When to use STRAIGHT_JOIN with MySQL
I just had a fairly complex query I was working with and it was taking 8 seconds to run. EXPLAIN was showing a weird table order and my indexes were not all being used even with the FORCE INDEX hint. I came across the STRAIGHT_JOIN join keyword and started replacing some of my INNER JOIN keywords with it. I noticed considerable speed improvement. Eventually I just replaced all my INNER JOIN keywords with STRAIGHT_JOIN for this query and it now runs in .01 seconds.
My question is when do you use STRAIGHT_JOIN and when do you use INNER JOIN? Is there any reason to not use STRAIGHT_JOIN if you are writing good queries?
I wouldn't recommend using STRAIGHT_JOIN without a good reason. My own experience is that the MySQL query optimizer chooses a poor query plan more often than I'd like, but not often enough that you should just bypass it in general, which is what you would be doing if you always used STRAIGHT_JOIN.
My recommendation is to leave all queries as regular JOINs. If you discover that one query is using a sub-optimal query plan, I would suggest first trying to rewrite or re-structure the query a bit to see if the optimizer will then pick a better query plan. Also, for innodb at least, make sure it's not just that your index statistics are out-of-date (ANALYZE TABLE). That can cause the optimizer to choose a poor query plan. Optimizer hints should generally be your last resort.
Another reason not to use query hints is that your data distribution may change over time, or your index selectivity may change, etc. as your table grows. Your query hints that are optimal now, may become sub-optimal over time. But the optimizer will be unable to adapt the query plan because of your now outdated hints. You stay more flexible if you allow the optimizer to make the decisions.
Here's a scenario that came up just recently at work.
Consider three tables, A, B, C.
A has 3,000 rows; B has 300,000,000 rows; and C has 2,000 rows.
Foreign keys are defined: B(a_id), B(c_id).
Suppose you had a query that looks like this:
select a.id, c.id
from a
join b on b.a_id = a.id
join c on c.id = b.c_id
In my experience, MySQL may choose to go C -> B -> A in this case. C is smaller than A and B is enormous, and they're all equijoins.
The trouble is MySQL doesn't necessarily take into account the size of the intersection between (C.id and B.c_id) vs (A.id and B.a_id). If the join between B and C returns just as many rows as B, then it's a very poor choice; if starting with A would have filtered down B to as many rows as A, then it would have been a much better choice. straight_join
could be used to force this order like this:
select a.id, c.id
from a
straight_join b on b.a_id = a.id
join c on c.id = b.c_id
Now a
must be joined on before b
.
Generally you want to do your joins in an order that minimizes the number of rows in the resulting set. So starting with a small table and joining such that the resulting join will also be small, is ideal. Things go pear-shaped if starting with a small table and joining it to a bigger table ends up just as large as the big table.

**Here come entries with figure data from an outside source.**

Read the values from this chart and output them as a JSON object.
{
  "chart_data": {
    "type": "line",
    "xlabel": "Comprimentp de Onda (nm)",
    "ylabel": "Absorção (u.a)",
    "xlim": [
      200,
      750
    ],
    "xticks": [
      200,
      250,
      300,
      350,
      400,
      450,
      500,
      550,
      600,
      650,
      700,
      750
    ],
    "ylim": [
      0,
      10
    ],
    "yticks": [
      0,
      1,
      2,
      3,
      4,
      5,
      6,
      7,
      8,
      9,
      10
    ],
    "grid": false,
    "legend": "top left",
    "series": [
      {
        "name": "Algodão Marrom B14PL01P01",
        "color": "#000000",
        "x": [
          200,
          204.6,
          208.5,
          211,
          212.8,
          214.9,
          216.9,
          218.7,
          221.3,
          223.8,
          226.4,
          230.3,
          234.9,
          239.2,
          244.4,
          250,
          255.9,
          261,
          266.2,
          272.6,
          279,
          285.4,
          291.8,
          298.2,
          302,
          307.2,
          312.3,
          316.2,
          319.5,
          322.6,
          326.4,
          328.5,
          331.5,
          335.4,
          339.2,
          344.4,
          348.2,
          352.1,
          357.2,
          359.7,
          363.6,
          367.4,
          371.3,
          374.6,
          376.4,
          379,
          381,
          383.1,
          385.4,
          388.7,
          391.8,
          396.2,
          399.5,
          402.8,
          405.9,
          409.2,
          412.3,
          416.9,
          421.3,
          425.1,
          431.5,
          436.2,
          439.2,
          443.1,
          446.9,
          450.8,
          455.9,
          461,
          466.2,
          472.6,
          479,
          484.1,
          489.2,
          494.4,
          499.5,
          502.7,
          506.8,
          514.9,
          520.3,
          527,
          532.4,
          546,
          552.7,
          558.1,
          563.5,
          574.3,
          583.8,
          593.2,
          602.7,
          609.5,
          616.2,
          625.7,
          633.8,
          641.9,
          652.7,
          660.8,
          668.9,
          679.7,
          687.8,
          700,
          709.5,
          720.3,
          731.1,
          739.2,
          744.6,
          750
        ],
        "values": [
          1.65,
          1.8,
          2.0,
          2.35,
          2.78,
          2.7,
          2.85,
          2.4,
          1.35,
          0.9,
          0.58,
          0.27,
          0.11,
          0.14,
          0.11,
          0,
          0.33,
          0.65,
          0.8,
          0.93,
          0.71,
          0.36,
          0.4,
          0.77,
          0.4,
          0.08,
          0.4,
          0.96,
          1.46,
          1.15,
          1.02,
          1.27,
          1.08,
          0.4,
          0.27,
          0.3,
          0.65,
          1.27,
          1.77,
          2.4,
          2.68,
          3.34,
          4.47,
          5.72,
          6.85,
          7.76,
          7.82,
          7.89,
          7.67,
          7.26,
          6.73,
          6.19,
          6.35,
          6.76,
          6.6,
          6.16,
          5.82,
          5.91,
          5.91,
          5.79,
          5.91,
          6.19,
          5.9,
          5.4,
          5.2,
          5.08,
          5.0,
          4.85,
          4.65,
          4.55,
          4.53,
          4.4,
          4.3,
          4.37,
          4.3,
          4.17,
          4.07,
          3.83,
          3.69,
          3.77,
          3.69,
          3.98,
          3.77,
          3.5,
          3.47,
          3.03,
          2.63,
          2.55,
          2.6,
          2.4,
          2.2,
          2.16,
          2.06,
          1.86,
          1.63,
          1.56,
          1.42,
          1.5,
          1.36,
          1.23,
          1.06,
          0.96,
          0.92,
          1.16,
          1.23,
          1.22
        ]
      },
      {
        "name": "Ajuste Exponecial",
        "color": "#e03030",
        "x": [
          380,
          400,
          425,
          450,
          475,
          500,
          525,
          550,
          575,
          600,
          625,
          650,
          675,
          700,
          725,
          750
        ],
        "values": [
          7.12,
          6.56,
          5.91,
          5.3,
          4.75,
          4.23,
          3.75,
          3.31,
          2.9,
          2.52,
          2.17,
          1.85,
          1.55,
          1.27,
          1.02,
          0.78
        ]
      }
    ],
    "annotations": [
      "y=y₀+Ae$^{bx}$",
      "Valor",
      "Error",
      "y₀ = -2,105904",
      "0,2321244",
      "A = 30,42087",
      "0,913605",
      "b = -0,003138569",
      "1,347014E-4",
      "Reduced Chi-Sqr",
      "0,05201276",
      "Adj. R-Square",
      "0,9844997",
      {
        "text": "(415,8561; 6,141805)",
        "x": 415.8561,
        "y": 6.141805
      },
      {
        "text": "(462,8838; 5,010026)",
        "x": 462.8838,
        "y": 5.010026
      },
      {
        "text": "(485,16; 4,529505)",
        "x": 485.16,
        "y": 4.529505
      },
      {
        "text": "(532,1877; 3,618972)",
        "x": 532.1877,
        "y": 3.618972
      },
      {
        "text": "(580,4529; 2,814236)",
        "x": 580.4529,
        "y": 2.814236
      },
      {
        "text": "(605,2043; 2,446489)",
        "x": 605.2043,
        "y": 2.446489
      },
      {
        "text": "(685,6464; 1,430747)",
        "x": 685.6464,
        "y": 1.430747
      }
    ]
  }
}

It's stats dependent though. If the data distribution changes, the calculation may change. It's also dependent on the implementation details of the join mechanism.
The worst cases that I've seen for MySQL that all but required straight_join
or aggressive index hinting are queries that paginate over a lot of data in a strict sort order with light filtering. MySQL strongly prefers to use indexes for any filters and joins over sorts; this makes sense because most people aren't trying to sort the whole database but rather have a limited subset of rows that are responsive to the query, and sorting a limited subset is much faster than filtering the whole table, no matter whether it's sorted or not. In this case, putting straight join immediately after the table that had the indexed column I wanted to sort on fixed things.
From MySQL JOIN reference:
"STRAIGHT_JOIN is similar to JOIN, except that the left table is always read before the right table. This can be used for those (few) cases for which the join optimizer puts the tables in the wrong order."
MySQL isn’t necessarilly good at choosing the join order in complex queries. By specifying a complex query as a straight_join the query executes the joins in the order they’re specified. By placing the table to be the least common denominator first and specifying straight_join you are able to improve the query performance.
STRAIGHT_JOIN
, using this clause, you can control the JOIN
order: which table is scanned in the outer loop and which one is in the inner loop.